Inéditos de José Guilherme Merquior: amostras da ‘máquina de pensar’ - Paulo Roberto de Almeida (Seminário Merquior 80 anos)

Minha colaboração ao Seminário Internacional José Guilherme Merquior, 80 anos:

 4038. “Inéditos de José Guilherme Merquior: amostras da ‘máquina de pensar’”, Brasília, 7 dezembro 2021, 19 p. Apresentação sumária dos textos inéditos ou pouco conhecidos de José Guilherme Merquior: prefácio às edições brasileiras dos Estudos Políticos de Raymond Aron (1980) e do Dicionário Crítico da Revolução Francesa, de François Furet e Mouna Ozouf (1988), e conferências feitas na Universidade de Harvard, El Otro Occidente (1988) e no Centre de Recherches sur le Brésil Contemporain, “Brésil: cent ans de bilan historique” (1990). Divulgado na plataforma Academia.edu (link: https://www.academia.edu/63761861/4038_Ineditos_de_Jose_Guilherme_Merquior_amostras_da_maquina_de_pensar_2021_).


Inéditos de José Guilherme Merquior: amostras da ‘máquina de pensar’

 

Paulo Roberto de Almeida

Diplomata; IHG-DF; Ibmec-Brasília

Colaboração preparada para o:

Seminário Internacional José Guilherme Merquior: 80 anos

Painel “Inéditos de José Guilherme Merquior” (10/12/2021, 16hs)

  

Sumário

Introdução: os quase inéditos de Merquior, dois prefácios e duas conferências

Raymond Aron: o mestre incomparável da sociologia histórica

Um outro Ocidente: a filosofia da história vista da América Latina

A Revolução francesa ainda não terminou: pelo menos não na academia

Um balanço em claro e escuro da incompleta construção republicana

Depois de San Tiago Dantas, provavelmente o maior intelectual brasileiro do século XX

 

 

Introdução: os quase inéditos de Merquior, dois prefácios e duas conferências

Foi o ex-ministro da Educação, editor e seu colega na Academia Brasileira de Letras, Eduardo Portella, que designou José Guilherme Merquior como “mais fascinante máquina de pensar do Brasil pós-modernista: irreverente, agudo, sábio.” As provas desse verdadeiro veredito estão refletidas em dezenas de obras publicadas, mas também em um sem-número de escritos que ainda não vieram a lume, ou que passaram quase despercebidos, por terem sido publicados em obras de terceiros ou por terem sido recolhidos em veículos de menor circulação. Estão nesse caso várias conferências feitas a públicos diversos, assim como ensaios preparados especialmente para livros traduzidos e publicados no Brasil. 

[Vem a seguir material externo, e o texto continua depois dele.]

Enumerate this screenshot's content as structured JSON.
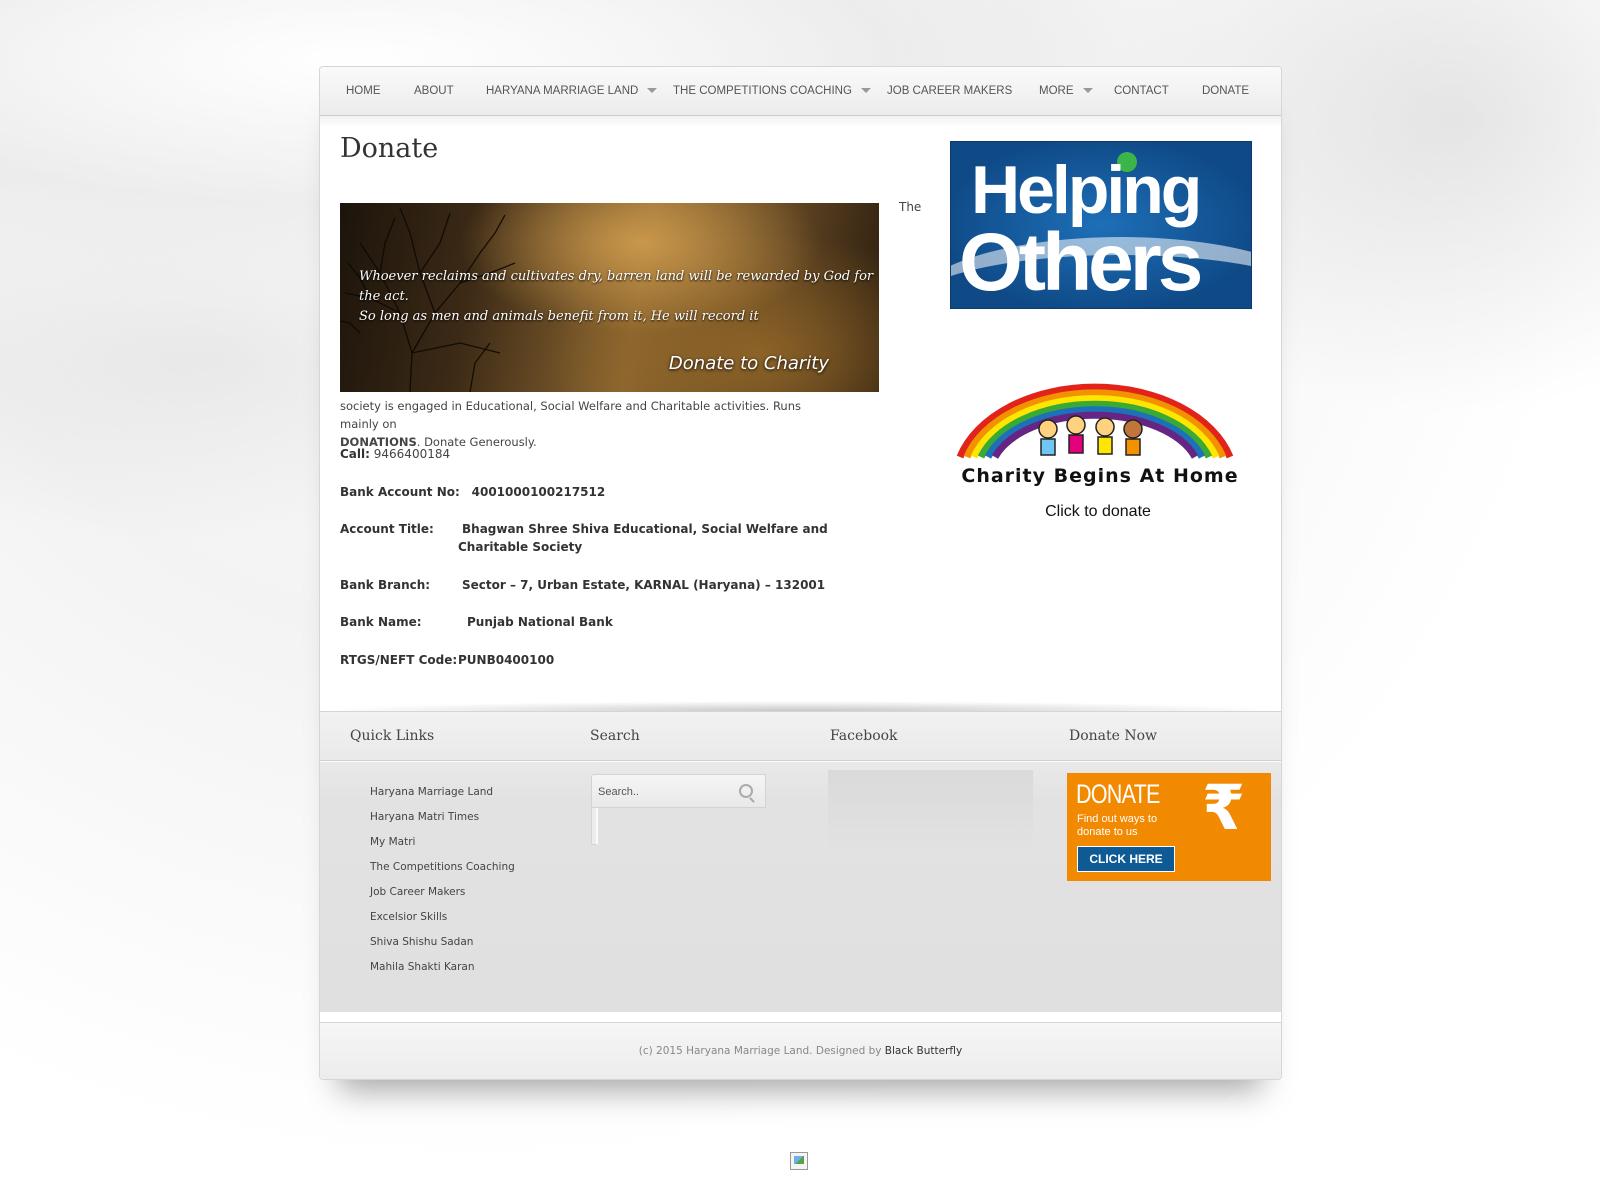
{
  "nav": {
    "items": [
      {
        "label": "HOME",
        "has_dropdown": false
      },
      {
        "label": "ABOUT",
        "has_dropdown": false
      },
      {
        "label": "HARYANA MARRIAGE LAND",
        "has_dropdown": true
      },
      {
        "label": "THE COMPETITIONS COACHING",
        "has_dropdown": true
      },
      {
        "label": "JOB CAREER MAKERS",
        "has_dropdown": false
      },
      {
        "label": "MORE",
        "has_dropdown": true
      },
      {
        "label": "CONTACT",
        "has_dropdown": false
      },
      {
        "label": "DONATE",
        "has_dropdown": false
      }
    ]
  },
  "main": {
    "title": "Donate",
    "banner": {
      "quote_line1": "Whoever reclaims and cultivates dry, barren land will be rewarded by God for the act.",
      "quote_line2": "So long as men and animals benefit from it, He will record it",
      "caption": "Donate to Charity"
    },
    "intro_the": "The",
    "intro_text": "society is engaged in Educational,  Social Welfare and Charitable activities.  Runs  mainly on",
    "intro_bold": "DONATIONS",
    "intro_tail": ".   Donate Generously.",
    "call": {
      "label": "Call:",
      "value": "9466400184"
    },
    "bank_account": {
      "label": "Bank Account No:",
      "value": "4001000100217512"
    },
    "account_title": {
      "label": "Account Title:",
      "value": "Bhagwan  Shree Shiva Educational, Social Welfare and Charitable Society"
    },
    "bank_branch": {
      "label": "Bank Branch:",
      "value": "Sector – 7, Urban Estate,  KARNAL (Haryana) – 132001"
    },
    "bank_name": {
      "label": "Bank Name:",
      "value": "Punjab National Bank"
    },
    "rtgs": {
      "label": "RTGS/NEFT Code:",
      "value": "PUNB0400100"
    }
  },
  "sidebar": {
    "helping": {
      "word1": "Helping",
      "word2": "Others"
    },
    "charity": {
      "title": "Charity Begins At Home",
      "subtitle": "Click to donate"
    }
  },
  "footer": {
    "quick_links": {
      "title": "Quick Links",
      "items": [
        "Haryana Marriage Land",
        "Haryana Matri Times",
        "My Matri",
        "The Competitions Coaching",
        "Job Career Makers",
        "Excelsior Skills",
        "Shiva Shishu Sadan",
        "Mahila Shakti Karan"
      ]
    },
    "search": {
      "title": "Search",
      "placeholder": "Search.."
    },
    "facebook": {
      "title": "Facebook"
    },
    "donate_now": {
      "title": "Donate Now",
      "ad_title": "DONATE",
      "ad_text": "Find out ways to donate to us",
      "ad_symbol": "₹",
      "ad_button": "CLICK HERE"
    },
    "copyright_text": "(c) 2015 Haryana Marriage Land. Designed by",
    "designer": "Black Butterfly"
  },
  "colors": {
    "accent_orange": "#f18a00",
    "helping_blue": "#1e6fb8",
    "button_blue": "#0d5a95"
  }
}
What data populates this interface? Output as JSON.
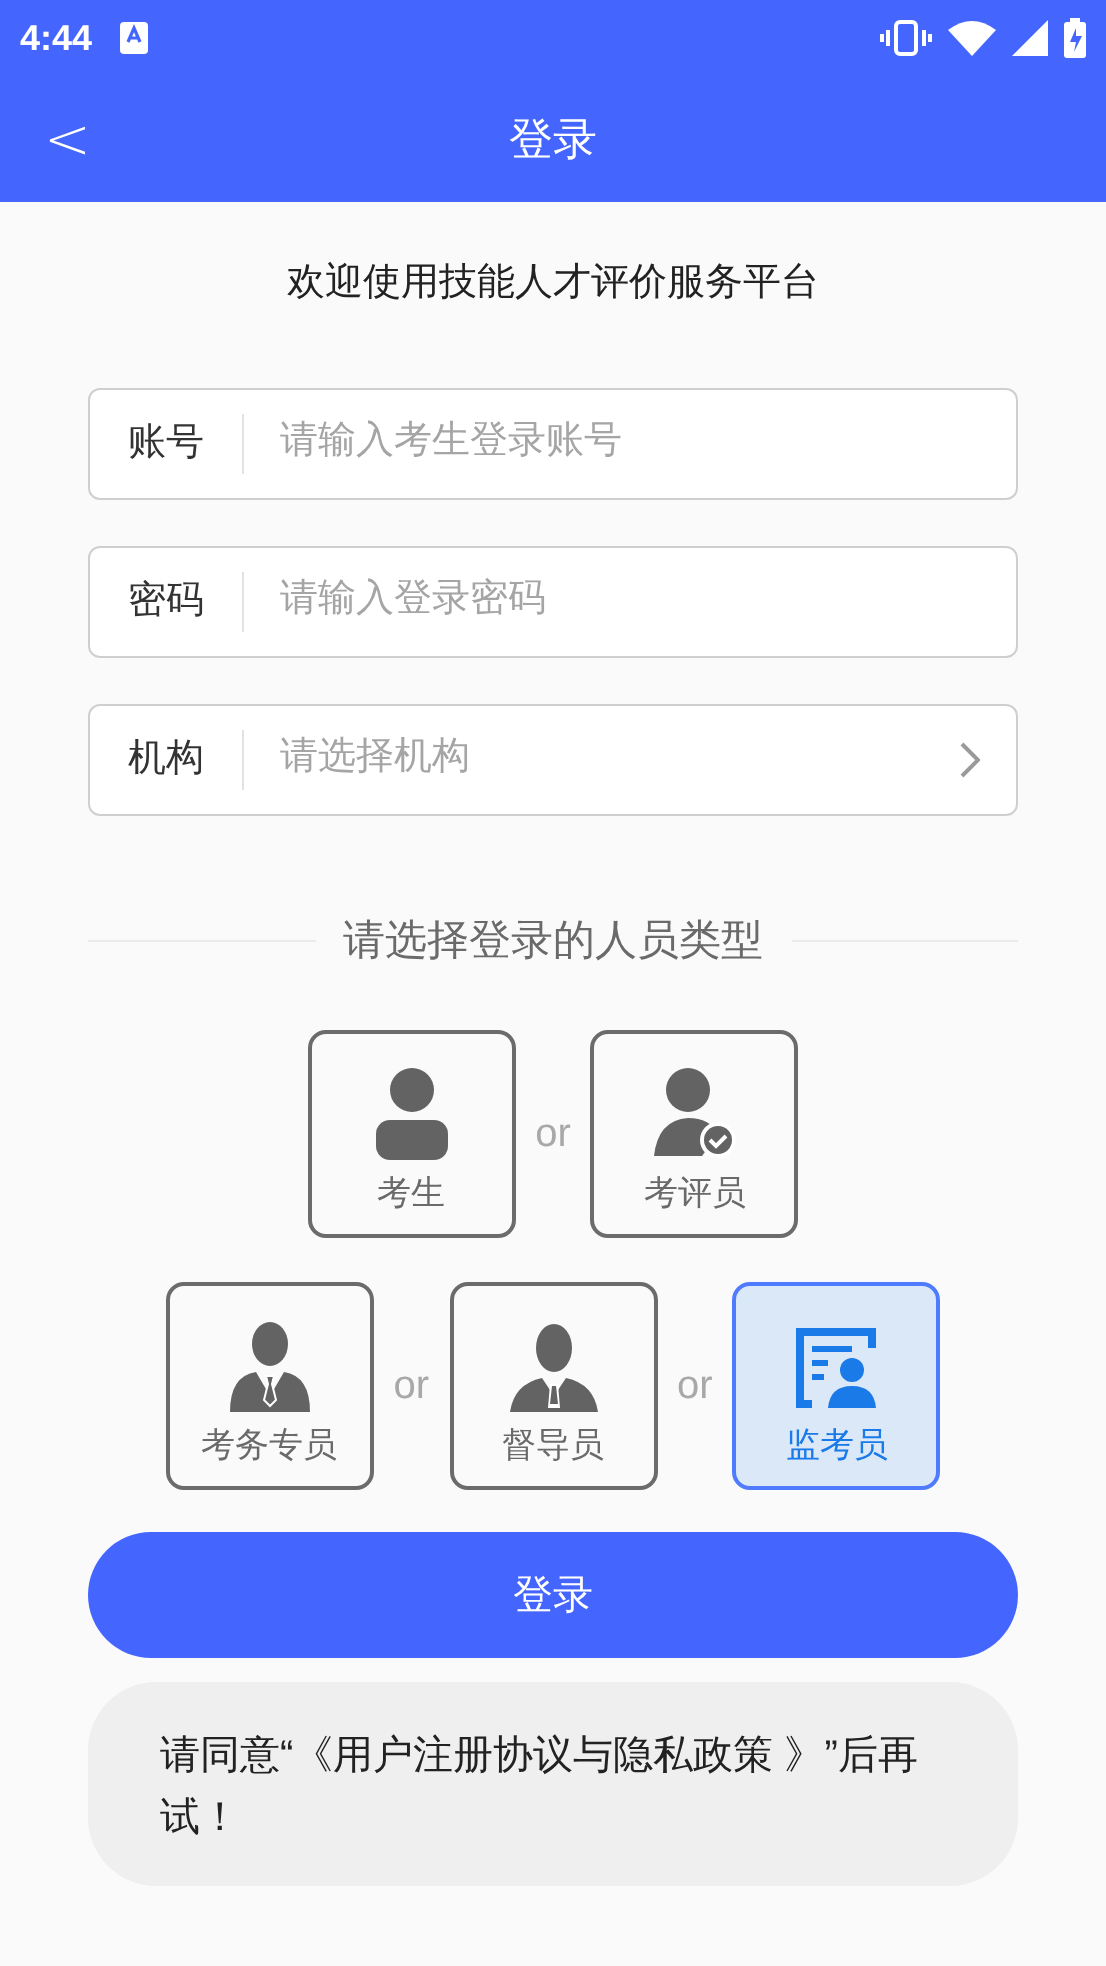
{
  "status_bar": {
    "time": "4:44"
  },
  "header": {
    "back": "<",
    "title": "登录"
  },
  "welcome": "欢迎使用技能人才评价服务平台",
  "fields": [
    {
      "kind": "text",
      "label": "账号",
      "placeholder": "请输入考生登录账号"
    },
    {
      "kind": "password",
      "label": "密码",
      "placeholder": "请输入登录密码"
    },
    {
      "kind": "select",
      "label": "机构",
      "placeholder": "请选择机构"
    }
  ],
  "role_prompt": "请选择登录的人员类型",
  "role_rows": [
    [
      {
        "kind": "student",
        "label": "考生",
        "selected": false
      },
      {
        "kind": "evaluator",
        "label": "考评员",
        "selected": false,
        "separator": "or"
      }
    ],
    [
      {
        "kind": "staff",
        "label": "考务专员",
        "selected": false
      },
      {
        "kind": "supervisor",
        "label": "督导员",
        "selected": false,
        "separator": "or"
      },
      {
        "kind": "proctor",
        "label": "监考员",
        "selected": true,
        "separator": "or"
      }
    ]
  ],
  "login_button": "登录",
  "toast": "请同意“《用户注册协议与隐私政策 》”后再试！"
}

Como antecipei em uma nota introdutória a esta apresentação sobre alguns dos textos relativamente inéditos ou pouco conhecidos do grande intelectual brasileiro falecido prematuramente em 1991 – “Jose Guilherme Merquior: textos inéditos ou pouco conhecidos” (Brasília, 2 dezembro 2021, 7 p.; disponível na plataforma Academia.edu, link: https://www.academia.edu/63037269/4034_Jose_Guilherme_Merquior_textos_relativamente_ineditos_ou_pouco_conhecidos_2021_); divulgado no blog Diplomatizzando (link: https://diplomatizzando.blogspot.com/2021/12/jose-guilherme-merquior-80-anos-6.html) –, pretendo cumprir com o prometido ao abordar, com maior grau de detalhe, alguns dos trabalhos que ele produziu, mas que não integraram, na forma como foram produzidos, seus próprios livros individuais. José Guilherme Merquior, ademais de sua imensa bibliografia, possui um volume ainda não catalogado de manuscritos e inéditos que estão sendo progressivamente disponibilizados graças ao labor conjunto do organizador de várias de suas reedições, o professor João Cézar de Castro Rocha, e do editor encarregado pela família de publicar ou republicar o seu espólio, Edson Filho, da É Realizações Editora. 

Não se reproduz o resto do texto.